Jones can spin it any way he wants, but it really comes down to this: Owens' numbers and skill set are tracking downward and he wasn't worth the trouble anymore.

In other words, T.O., he's just not that into you.

For Jones to say he took about a $9 million salary cap hit because there wasn't a place in the starting lineup for both Owens and Williams is beyond dumb. So that means Jones would break up Larry Fitzgerald and Anquan Boldin, Brandon Marshall and Eddie Royal, Marques Colston and Lance Moore, Santonio Holmes and Hines Ward and Wes Welker and Moss? Of course not.

Owens is an ex-Cowboy for pretty much the same reasons he was an ex-Philadelphia Eagle: He thinks the NFL revolves around him, not the other way around. Cultural, generational & whatever, Owens' way isn't working. I would have cut him too, but I at least would have been honest about it.

Owens is five years older (35), slower, perhaps even more damaged goods than Moss was in 2007, but he has the same golden opportunity, probably his last, to do what The Freak did with the Patriots: put an icepack on his ego and let the swelling go down.

In Buffalo, the second-smallest market in the league, Owens can rehab his reputation in relative quiet. No Ed Werder there. He can burn off his image warts. He can reinvent himself the same way Moss reinvented himself under Bill Belichick and the no-nonsense, we're-all-accountable culture of the Patriots.

The Bills aren't the Patriots. They don't have the kind of infrastructure that comes with playing in four of the past eight Super Bowls and winning three of them. Buffalo hasn't reached the playoffs since 1999 and hasn't won a postseason game since 1995. So they're willing to take a flier on Owens (a one-year deal worth $6.5), as opposed to the Patriots, who signed Moss for about $3 million in salary and inserted a conduct clause in the contract.

Moss had character issues coming out of college. And while with the Minnesota Vikings, he pretended to moon opposing fans, confronted a traffic officer, left the field before the end of a game, verbally abused game officials, squirted water at a side judge, said he didn't think the Vikes would reach the Super Bowl and once announced, "I play when I want to play." As a Raider, Moss openly criticized the franchise.

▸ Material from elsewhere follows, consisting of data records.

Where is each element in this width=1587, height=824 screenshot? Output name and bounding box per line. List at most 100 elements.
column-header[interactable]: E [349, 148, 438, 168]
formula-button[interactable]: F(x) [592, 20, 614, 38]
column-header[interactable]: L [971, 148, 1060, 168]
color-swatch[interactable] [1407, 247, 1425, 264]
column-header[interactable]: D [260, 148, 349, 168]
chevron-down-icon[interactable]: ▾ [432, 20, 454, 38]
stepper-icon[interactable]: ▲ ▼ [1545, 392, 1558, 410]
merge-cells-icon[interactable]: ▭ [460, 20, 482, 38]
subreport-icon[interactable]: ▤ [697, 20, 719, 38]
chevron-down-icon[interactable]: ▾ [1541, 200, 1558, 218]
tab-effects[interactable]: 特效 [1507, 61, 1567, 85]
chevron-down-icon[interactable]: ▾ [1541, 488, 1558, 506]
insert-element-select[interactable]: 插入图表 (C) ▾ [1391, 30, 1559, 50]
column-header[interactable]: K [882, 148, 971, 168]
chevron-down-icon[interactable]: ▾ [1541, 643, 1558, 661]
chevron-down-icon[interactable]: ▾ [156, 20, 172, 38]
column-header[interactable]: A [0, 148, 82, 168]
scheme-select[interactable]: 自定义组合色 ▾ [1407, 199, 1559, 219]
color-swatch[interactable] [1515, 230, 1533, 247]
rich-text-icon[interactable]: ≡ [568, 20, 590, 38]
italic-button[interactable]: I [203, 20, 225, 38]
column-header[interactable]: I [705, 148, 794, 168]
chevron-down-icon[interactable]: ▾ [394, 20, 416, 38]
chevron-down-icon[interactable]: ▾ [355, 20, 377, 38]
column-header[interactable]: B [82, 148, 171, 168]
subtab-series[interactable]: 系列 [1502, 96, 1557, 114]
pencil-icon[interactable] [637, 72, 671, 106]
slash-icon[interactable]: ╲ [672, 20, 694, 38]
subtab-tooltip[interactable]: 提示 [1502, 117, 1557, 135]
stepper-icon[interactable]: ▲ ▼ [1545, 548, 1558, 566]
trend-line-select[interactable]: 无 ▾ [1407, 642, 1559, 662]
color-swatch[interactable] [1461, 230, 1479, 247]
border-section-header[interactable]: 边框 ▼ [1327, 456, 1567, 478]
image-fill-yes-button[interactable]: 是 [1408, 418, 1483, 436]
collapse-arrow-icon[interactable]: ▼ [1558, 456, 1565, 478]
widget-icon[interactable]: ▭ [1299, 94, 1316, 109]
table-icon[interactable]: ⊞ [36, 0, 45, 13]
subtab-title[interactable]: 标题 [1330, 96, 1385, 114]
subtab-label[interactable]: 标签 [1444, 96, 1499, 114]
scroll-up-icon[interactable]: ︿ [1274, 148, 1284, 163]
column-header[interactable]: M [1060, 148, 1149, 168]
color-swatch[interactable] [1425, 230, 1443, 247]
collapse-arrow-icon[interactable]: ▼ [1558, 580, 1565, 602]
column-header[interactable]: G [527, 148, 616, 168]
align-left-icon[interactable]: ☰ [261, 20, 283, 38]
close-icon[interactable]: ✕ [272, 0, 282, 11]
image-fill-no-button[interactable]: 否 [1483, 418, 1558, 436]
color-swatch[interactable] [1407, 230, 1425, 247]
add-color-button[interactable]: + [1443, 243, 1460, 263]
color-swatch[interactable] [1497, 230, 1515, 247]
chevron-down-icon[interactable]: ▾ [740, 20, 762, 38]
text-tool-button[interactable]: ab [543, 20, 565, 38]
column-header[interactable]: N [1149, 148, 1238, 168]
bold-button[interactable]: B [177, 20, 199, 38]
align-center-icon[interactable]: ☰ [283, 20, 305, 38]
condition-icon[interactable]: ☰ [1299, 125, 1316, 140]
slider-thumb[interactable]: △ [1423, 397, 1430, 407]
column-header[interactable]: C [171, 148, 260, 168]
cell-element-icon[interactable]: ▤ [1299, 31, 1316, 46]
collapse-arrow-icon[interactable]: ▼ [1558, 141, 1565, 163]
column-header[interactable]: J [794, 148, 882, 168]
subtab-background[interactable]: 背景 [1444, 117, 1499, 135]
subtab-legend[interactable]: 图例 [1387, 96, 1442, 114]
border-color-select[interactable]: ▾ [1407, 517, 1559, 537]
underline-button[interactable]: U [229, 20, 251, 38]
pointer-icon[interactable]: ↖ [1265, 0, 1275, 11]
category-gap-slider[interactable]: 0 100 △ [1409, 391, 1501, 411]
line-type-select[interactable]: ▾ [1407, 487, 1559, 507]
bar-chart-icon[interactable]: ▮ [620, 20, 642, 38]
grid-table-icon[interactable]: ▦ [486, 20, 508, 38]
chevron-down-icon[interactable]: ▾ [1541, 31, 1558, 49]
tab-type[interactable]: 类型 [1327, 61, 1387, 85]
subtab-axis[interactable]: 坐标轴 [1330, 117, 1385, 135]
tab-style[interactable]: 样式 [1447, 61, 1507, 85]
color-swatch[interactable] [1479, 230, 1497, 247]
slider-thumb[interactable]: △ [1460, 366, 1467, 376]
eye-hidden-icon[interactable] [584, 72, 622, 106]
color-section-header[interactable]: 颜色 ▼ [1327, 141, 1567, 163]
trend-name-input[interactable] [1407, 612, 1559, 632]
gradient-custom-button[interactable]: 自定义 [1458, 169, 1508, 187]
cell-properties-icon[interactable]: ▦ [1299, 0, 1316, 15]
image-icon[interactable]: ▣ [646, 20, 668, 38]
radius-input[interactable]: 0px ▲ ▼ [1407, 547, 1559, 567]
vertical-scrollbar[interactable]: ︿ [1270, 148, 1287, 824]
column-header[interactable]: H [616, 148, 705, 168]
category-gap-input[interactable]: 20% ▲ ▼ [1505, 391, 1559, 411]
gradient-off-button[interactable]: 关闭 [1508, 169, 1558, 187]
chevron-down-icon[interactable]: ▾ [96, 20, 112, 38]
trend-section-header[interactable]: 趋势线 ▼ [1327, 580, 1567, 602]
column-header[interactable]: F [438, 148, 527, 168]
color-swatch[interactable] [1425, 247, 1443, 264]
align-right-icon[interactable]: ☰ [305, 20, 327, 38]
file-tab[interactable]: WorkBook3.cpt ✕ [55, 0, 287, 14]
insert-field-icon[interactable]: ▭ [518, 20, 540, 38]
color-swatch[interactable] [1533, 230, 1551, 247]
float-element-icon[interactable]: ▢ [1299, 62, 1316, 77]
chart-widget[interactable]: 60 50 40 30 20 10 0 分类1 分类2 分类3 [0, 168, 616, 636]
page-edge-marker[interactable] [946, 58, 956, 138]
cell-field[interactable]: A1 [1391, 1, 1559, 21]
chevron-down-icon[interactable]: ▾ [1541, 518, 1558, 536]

Owens warred with his quarterbacks at San Francisco (Jeff Garcia) and Philly (Donovan McNabb), and cracked wise about Tony Romo's girlfriend, Jessica Simpson. He spat in DeAngelo Hall's face. As a 49er, he once danced on the Cowboys' logo. He clashed with Dallas coaches, including Todd Haley, Bill Parcells and Jason Garrett. He implied there was a conspiracy between Romo, tight end Jason Witten and offensive coordinator Garrett. He fell asleep in team meetings. He wept during postgame interviews. He dropped passes. He helped fracture locker rooms.

Now here he is in Buffalo of all places, saying he plays for "North America's Team." From the Big D to the Little B.

But there's hope. Moss pulled out of his career nosedive and landed softly on New England's runway. If Owens is smart -- a big if -- he'll use Moss as his flight instructor.